PIN­ING FOR TRA­DI­TION

I MAY BE BARK­ING UP THE WRONG TREE IN AN AT­TEMPT TO RE­CAP­TURE THE SPIRIT OF CHRIST­MAS PAST

The Weekend Post - Cairns Eye - - Reckon - WORDS// CHANTAY LO­GAN

My Christ­mas tree is very grownup this year. It’s one of those min­i­mal­ist Scandi ones and matches my cof­fee ta­ble. I feel like a fes­tive fraud. My fam­ily grew up near a pine for­est and back then our tree was al­ways the real deal. I spent hours pad­ding through the woods on a car­pet of sound-shush­ing nee­dles, hold­ing hands with my lit­tle sis­ter as we eval­u­ated spec­i­mens based on their sym­me­try, char­ac­ter, colour and load-bear­ing po­ten­tial. Thanks to the vaulted ceil­ing in our lounge room, it was go big or go home. Get­ting the gi­ants off the back of Dad’s red pick-up and through the front door was a feat of engi­neer­ing and, once in­side, it would rain as­sorted in­sects for at least a week.
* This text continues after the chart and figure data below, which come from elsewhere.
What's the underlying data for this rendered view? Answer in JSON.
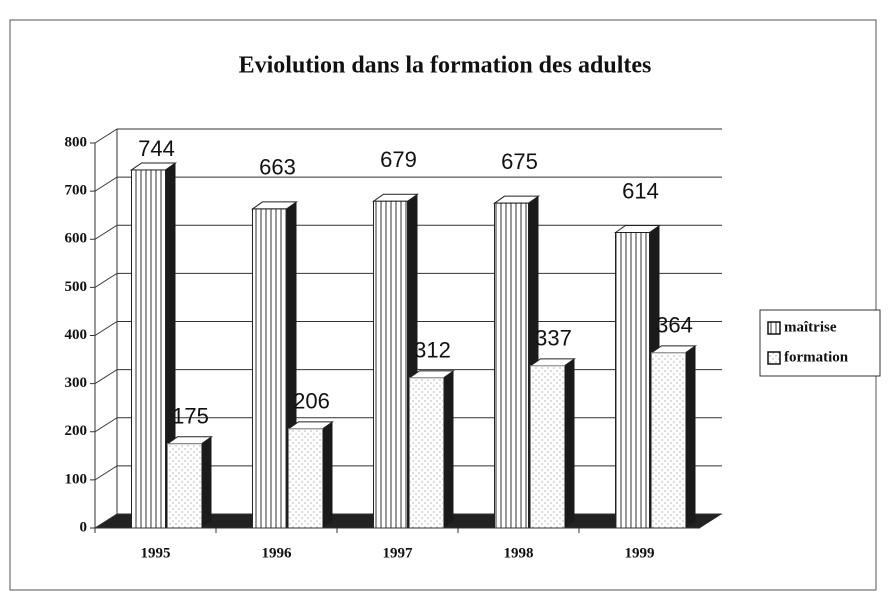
{
  "chart_data": {
    "type": "bar3d",
    "title": "Eviolution dans la formation des adultes",
    "categories": [
      "1995",
      "1996",
      "1997",
      "1998",
      "1999"
    ],
    "series": [
      {
        "name": "maîtrise",
        "color": "#222222",
        "values": [
          744,
          663,
          679,
          675,
          614
        ]
      },
      {
        "name": "formation",
        "color": "#888888",
        "values": [
          175,
          206,
          312,
          337,
          364
        ]
      }
    ],
    "ylim": [
      0,
      800
    ],
    "yticks": [
      0,
      100,
      200,
      300,
      400,
      500,
      600,
      700,
      800
    ],
    "grid": true,
    "legend": "right"
  }
}
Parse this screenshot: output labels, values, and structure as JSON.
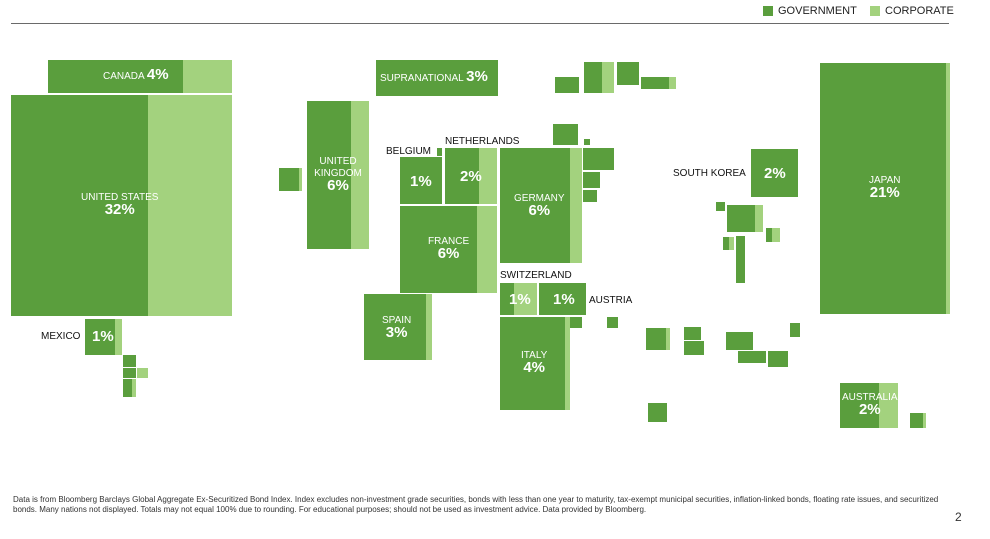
{
  "legend": {
    "government": "GOVERNMENT",
    "corporate": "CORPORATE"
  },
  "colors": {
    "government": "#5a9e3d",
    "corporate": "#a3d27e"
  },
  "countries": {
    "canada": {
      "name": "CANADA",
      "share": "4%"
    },
    "united_states": {
      "name": "UNITED STATES",
      "share": "32%"
    },
    "mexico": {
      "name": "MEXICO",
      "share": "1%"
    },
    "supranational": {
      "name": "SUPRANATIONAL",
      "share": "3%"
    },
    "united_kingdom": {
      "name_line1": "UNITED",
      "name_line2": "KINGDOM",
      "share": "6%"
    },
    "belgium": {
      "name": "BELGIUM",
      "share": "1%"
    },
    "netherlands": {
      "name": "NETHERLANDS",
      "share": "2%"
    },
    "germany": {
      "name": "GERMANY",
      "share": "6%"
    },
    "france": {
      "name": "FRANCE",
      "share": "6%"
    },
    "spain": {
      "name": "SPAIN",
      "share": "3%"
    },
    "switzerland": {
      "name": "SWITZERLAND",
      "share": "1%"
    },
    "austria": {
      "name": "AUSTRIA",
      "share": "1%"
    },
    "italy": {
      "name": "ITALY",
      "share": "4%"
    },
    "south_korea": {
      "name": "SOUTH KOREA",
      "share": "2%"
    },
    "japan": {
      "name": "JAPAN",
      "share": "21%"
    },
    "australia": {
      "name": "AUSTRALIA",
      "share": "2%"
    }
  },
  "footnote": "Data is from Bloomberg Barclays Global Aggregate Ex-Securitized Bond Index. Index excludes non-investment grade securities, bonds with less than one year to maturity, tax-exempt municipal securities, inflation-linked bonds, floating rate issues, and securitized bonds. Many nations not displayed. Totals may not equal 100% due to rounding. For educational purposes; should not be used as investment advice. Data provided by Bloomberg.",
  "page_number": "2"
}
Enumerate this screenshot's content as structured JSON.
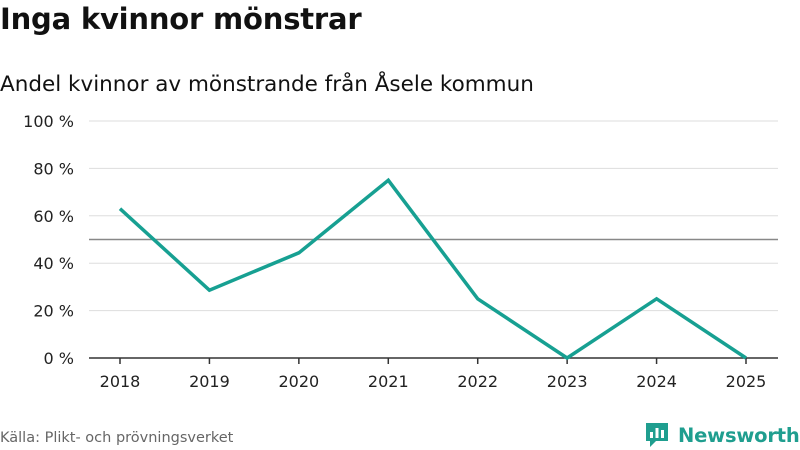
{
  "title": "Inga kvinnor mönstrar",
  "subtitle": "Andel kvinnor av mönstrande från Åsele kommun",
  "source": "Källa: Plikt- och prövningsverket",
  "brand": {
    "name": "Newsworthy",
    "icon": "newsworthy-logo-icon",
    "color": "#1f9e8f"
  },
  "colors": {
    "line": "#17a092",
    "grid": "#dddddd",
    "reference": "#888888",
    "axis": "#333333"
  },
  "chart_data": {
    "type": "line",
    "x": [
      "2018",
      "2019",
      "2020",
      "2021",
      "2022",
      "2023",
      "2024",
      "2025"
    ],
    "series": [
      {
        "name": "Andel kvinnor",
        "values": [
          63,
          28.6,
          44.4,
          75,
          25,
          0,
          25,
          0
        ]
      }
    ],
    "ylim": [
      0,
      100
    ],
    "yticks": [
      0,
      20,
      40,
      60,
      80,
      100
    ],
    "ytick_labels": [
      "0 %",
      "20 %",
      "40 %",
      "60 %",
      "80 %",
      "100 %"
    ],
    "reference_line": 50,
    "grid": true,
    "xlabel": "",
    "ylabel": ""
  }
}
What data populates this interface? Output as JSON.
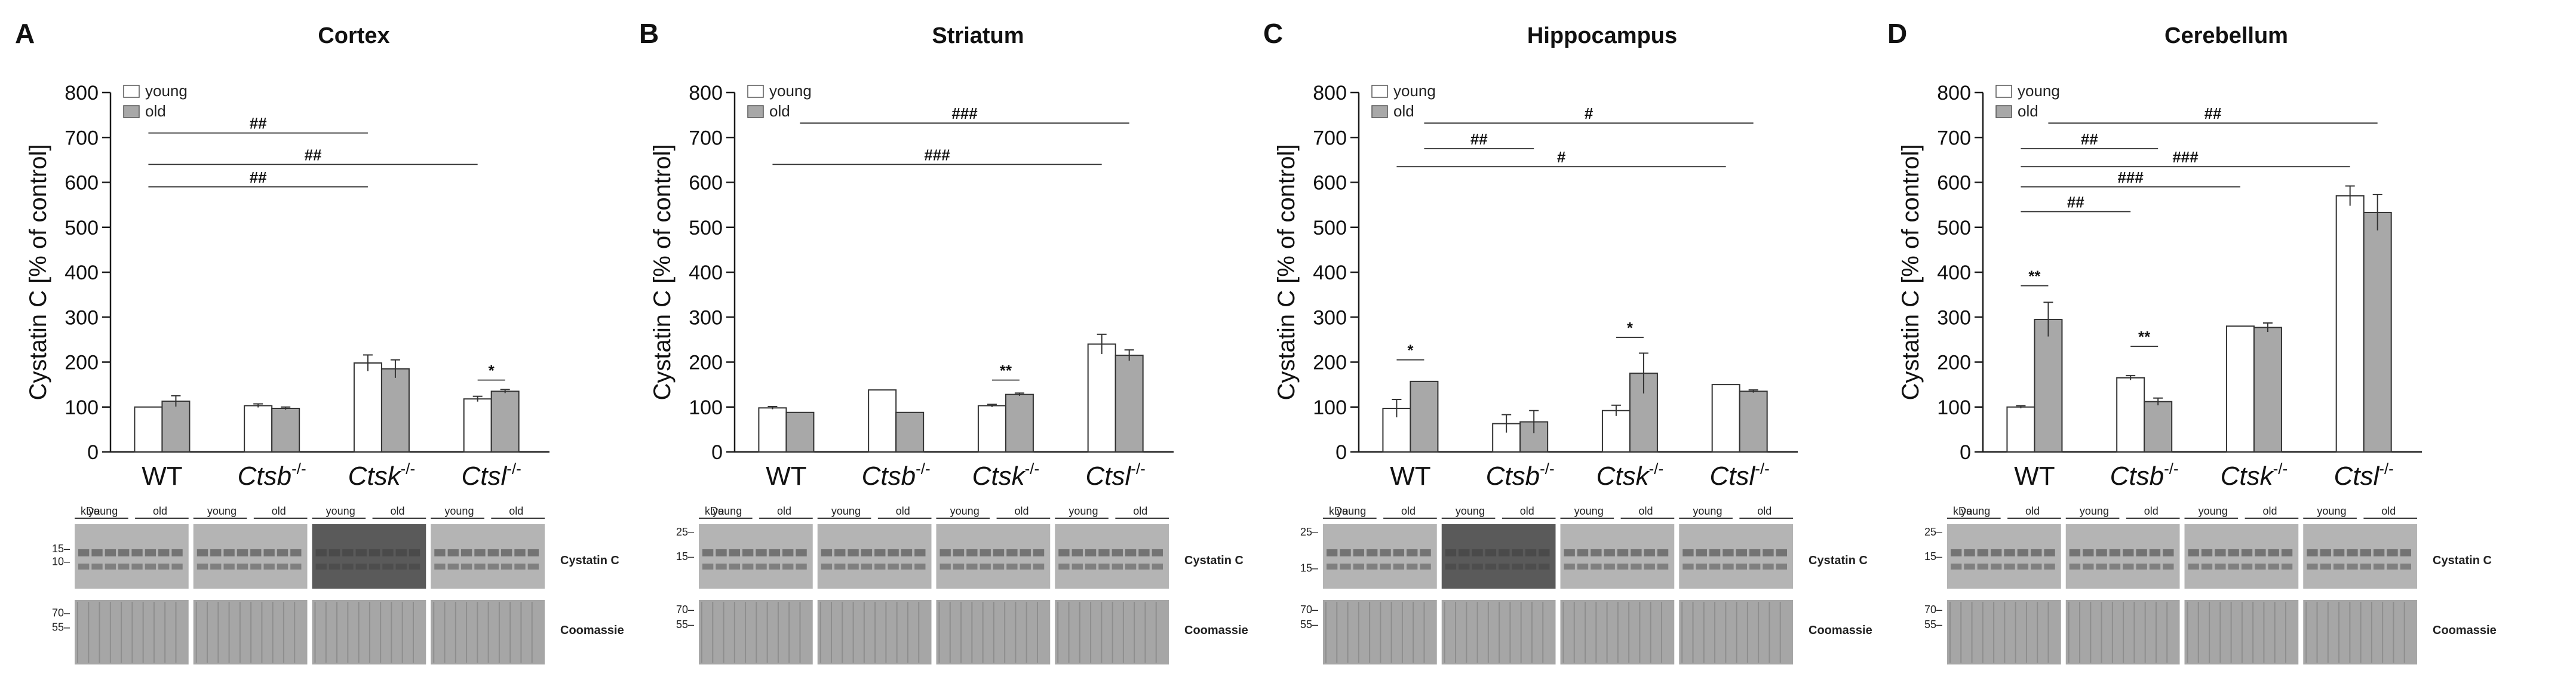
{
  "figure": {
    "ylabel": "Cystatin C [% of control]",
    "legend": [
      "young",
      "old"
    ],
    "blot_labels": {
      "kda": "kDa",
      "cystatin": "Cystatin C",
      "coomassie": "Coomassie",
      "young": "young",
      "old": "old"
    },
    "colors": {
      "young": "#ffffff",
      "old": "#a8a8a8",
      "axis": "#1a1a1a"
    }
  },
  "chart_data": [
    {
      "type": "bar",
      "letter": "A",
      "title": "Cortex",
      "ylabel": "Cystatin C [% of control]",
      "ylim": [
        0,
        800
      ],
      "yticks": [
        0,
        100,
        200,
        300,
        400,
        500,
        600,
        700,
        800
      ],
      "categories": [
        "WT",
        "Ctsb-/-",
        "Ctsk-/-",
        "Ctsl-/-"
      ],
      "series": [
        {
          "name": "young",
          "values": [
            100,
            103,
            198,
            118
          ],
          "errors": [
            0,
            4,
            18,
            6
          ]
        },
        {
          "name": "old",
          "values": [
            113,
            97,
            185,
            135
          ],
          "errors": [
            12,
            3,
            20,
            4
          ]
        }
      ],
      "lines": [
        {
          "a": [
            0,
            "y"
          ],
          "b": [
            2,
            "y"
          ],
          "y": 710,
          "label": "##"
        },
        {
          "a": [
            0,
            "y"
          ],
          "b": [
            3,
            "y"
          ],
          "y": 640,
          "label": "##"
        },
        {
          "a": [
            0,
            "y"
          ],
          "b": [
            2,
            "y"
          ],
          "y": 590,
          "label": "##"
        },
        {
          "a": [
            3,
            "y"
          ],
          "b": [
            3,
            "o"
          ],
          "y": 160,
          "label": "*"
        }
      ],
      "ladder": [
        [
          "15",
          "0.38"
        ],
        [
          "10",
          "0.58"
        ]
      ],
      "ladder2": [
        [
          "70",
          "0.2"
        ],
        [
          "55",
          "0.42"
        ]
      ]
    },
    {
      "type": "bar",
      "letter": "B",
      "title": "Striatum",
      "ylabel": "Cystatin C [% of control]",
      "ylim": [
        0,
        800
      ],
      "yticks": [
        0,
        100,
        200,
        300,
        400,
        500,
        600,
        700,
        800
      ],
      "categories": [
        "WT",
        "Ctsb-/-",
        "Ctsk-/-",
        "Ctsl-/-"
      ],
      "series": [
        {
          "name": "young",
          "values": [
            98,
            138,
            103,
            240
          ],
          "errors": [
            3,
            0,
            3,
            22
          ]
        },
        {
          "name": "old",
          "values": [
            88,
            88,
            128,
            215
          ],
          "errors": [
            0,
            0,
            3,
            12
          ]
        }
      ],
      "lines": [
        {
          "a": [
            0,
            "o"
          ],
          "b": [
            3,
            "o"
          ],
          "y": 732,
          "label": "###"
        },
        {
          "a": [
            0,
            "y"
          ],
          "b": [
            3,
            "y"
          ],
          "y": 640,
          "label": "###"
        },
        {
          "a": [
            2,
            "y"
          ],
          "b": [
            2,
            "o"
          ],
          "y": 160,
          "label": "**"
        }
      ],
      "ladder": [
        [
          "25",
          "0.12"
        ],
        [
          "15",
          "0.5"
        ]
      ],
      "ladder2": [
        [
          "70",
          "0.15"
        ],
        [
          "55",
          "0.38"
        ]
      ]
    },
    {
      "type": "bar",
      "letter": "C",
      "title": "Hippocampus",
      "ylabel": "Cystatin C [% of control]",
      "ylim": [
        0,
        800
      ],
      "yticks": [
        0,
        100,
        200,
        300,
        400,
        500,
        600,
        700,
        800
      ],
      "categories": [
        "WT",
        "Ctsb-/-",
        "Ctsk-/-",
        "Ctsl-/-"
      ],
      "series": [
        {
          "name": "young",
          "values": [
            97,
            63,
            92,
            150
          ],
          "errors": [
            20,
            20,
            12,
            0
          ]
        },
        {
          "name": "old",
          "values": [
            157,
            67,
            175,
            135
          ],
          "errors": [
            0,
            25,
            45,
            3
          ]
        }
      ],
      "lines": [
        {
          "a": [
            0,
            "o"
          ],
          "b": [
            3,
            "o"
          ],
          "y": 732,
          "label": "#"
        },
        {
          "a": [
            0,
            "o"
          ],
          "b": [
            1,
            "o"
          ],
          "y": 675,
          "label": "##"
        },
        {
          "a": [
            0,
            "y"
          ],
          "b": [
            3,
            "y"
          ],
          "y": 635,
          "label": "#"
        },
        {
          "a": [
            0,
            "y"
          ],
          "b": [
            0,
            "o"
          ],
          "y": 205,
          "label": "*"
        },
        {
          "a": [
            2,
            "y"
          ],
          "b": [
            2,
            "o"
          ],
          "y": 255,
          "label": "*"
        }
      ],
      "ladder": [
        [
          "25",
          "0.12"
        ],
        [
          "15",
          "0.68"
        ]
      ],
      "ladder2": [
        [
          "70",
          "0.15"
        ],
        [
          "55",
          "0.38"
        ]
      ]
    },
    {
      "type": "bar",
      "letter": "D",
      "title": "Cerebellum",
      "ylabel": "Cystatin C [% of control]",
      "ylim": [
        0,
        800
      ],
      "yticks": [
        0,
        100,
        200,
        300,
        400,
        500,
        600,
        700,
        800
      ],
      "categories": [
        "WT",
        "Ctsb-/-",
        "Ctsk-/-",
        "Ctsl-/-"
      ],
      "series": [
        {
          "name": "young",
          "values": [
            100,
            165,
            280,
            570
          ],
          "errors": [
            3,
            5,
            0,
            22
          ]
        },
        {
          "name": "old",
          "values": [
            295,
            112,
            277,
            533
          ],
          "errors": [
            38,
            8,
            10,
            40
          ]
        }
      ],
      "lines": [
        {
          "a": [
            0,
            "o"
          ],
          "b": [
            3,
            "o"
          ],
          "y": 732,
          "label": "##"
        },
        {
          "a": [
            0,
            "y"
          ],
          "b": [
            1,
            "o"
          ],
          "y": 675,
          "label": "##"
        },
        {
          "a": [
            0,
            "y"
          ],
          "b": [
            3,
            "y"
          ],
          "y": 635,
          "label": "###"
        },
        {
          "a": [
            0,
            "y"
          ],
          "b": [
            2,
            "y"
          ],
          "y": 590,
          "label": "###"
        },
        {
          "a": [
            0,
            "y"
          ],
          "b": [
            1,
            "y"
          ],
          "y": 535,
          "label": "##"
        },
        {
          "a": [
            0,
            "y"
          ],
          "b": [
            0,
            "o"
          ],
          "y": 370,
          "label": "**"
        },
        {
          "a": [
            1,
            "y"
          ],
          "b": [
            1,
            "o"
          ],
          "y": 235,
          "label": "**"
        }
      ],
      "ladder": [
        [
          "25",
          "0.12"
        ],
        [
          "15",
          "0.5"
        ]
      ],
      "ladder2": [
        [
          "70",
          "0.15"
        ],
        [
          "55",
          "0.38"
        ]
      ]
    }
  ]
}
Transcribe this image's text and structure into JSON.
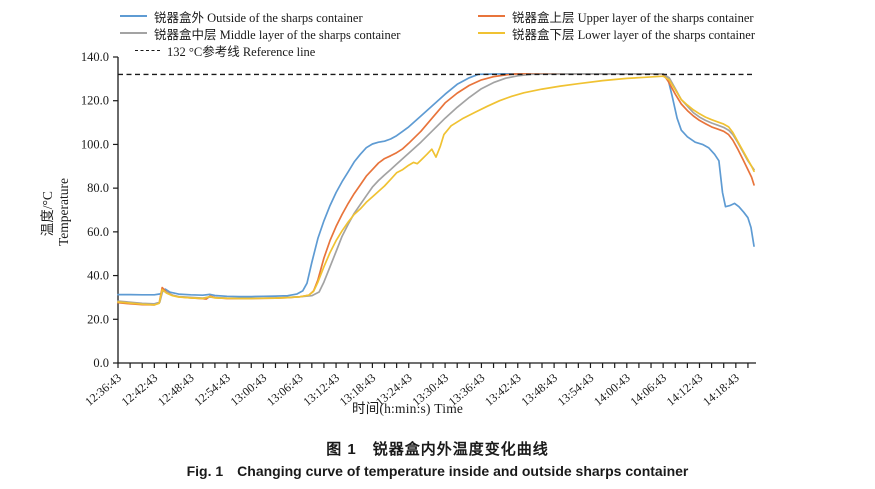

We couldn’t reach past the bot­tom three boughs to hang dec­o­ra­tions, but our hol­i­day rit­u­als re­volved around making new dec­o­ra­tions to adorn our prize. With Frosty the Snow­man and The Lit­tle Drum­mer Boy play­ing on our big grey box of a TV, or The Tin Lids Christ­mas tape blar­ing in the back­ground, we’d set to work. Our fin­gers were for­ever coated in the Clag glue we used to make pa­per mache baubles and we’d hunt for pine cones to spray-paint sil­ver. We couldn’t wait un­til it was dark so we could turn on the wink­ing lights. I miss the heady scent of crushed pine nee­dles, which would fill the home with Christ­mas­time for weeks. Most of all I miss sit­ting with my sis­ter un­der those big branches, legs crossed as we ripped into presents we’d sneak­ily peeked into a fort­night be­fore and re­wrapped. Now she has a new tra­di­tion in­volv­ing the gift of penalty rates and my day has been miss­ing some of its magic. When it comes to making my own tra­di­tions I’m still find­ing my feet. I’m tempted to go as min­i­mal­ist as my tree, with a cruisy lunch and af­ter­noon coma, but there’s part of me that still wants to go big or go home.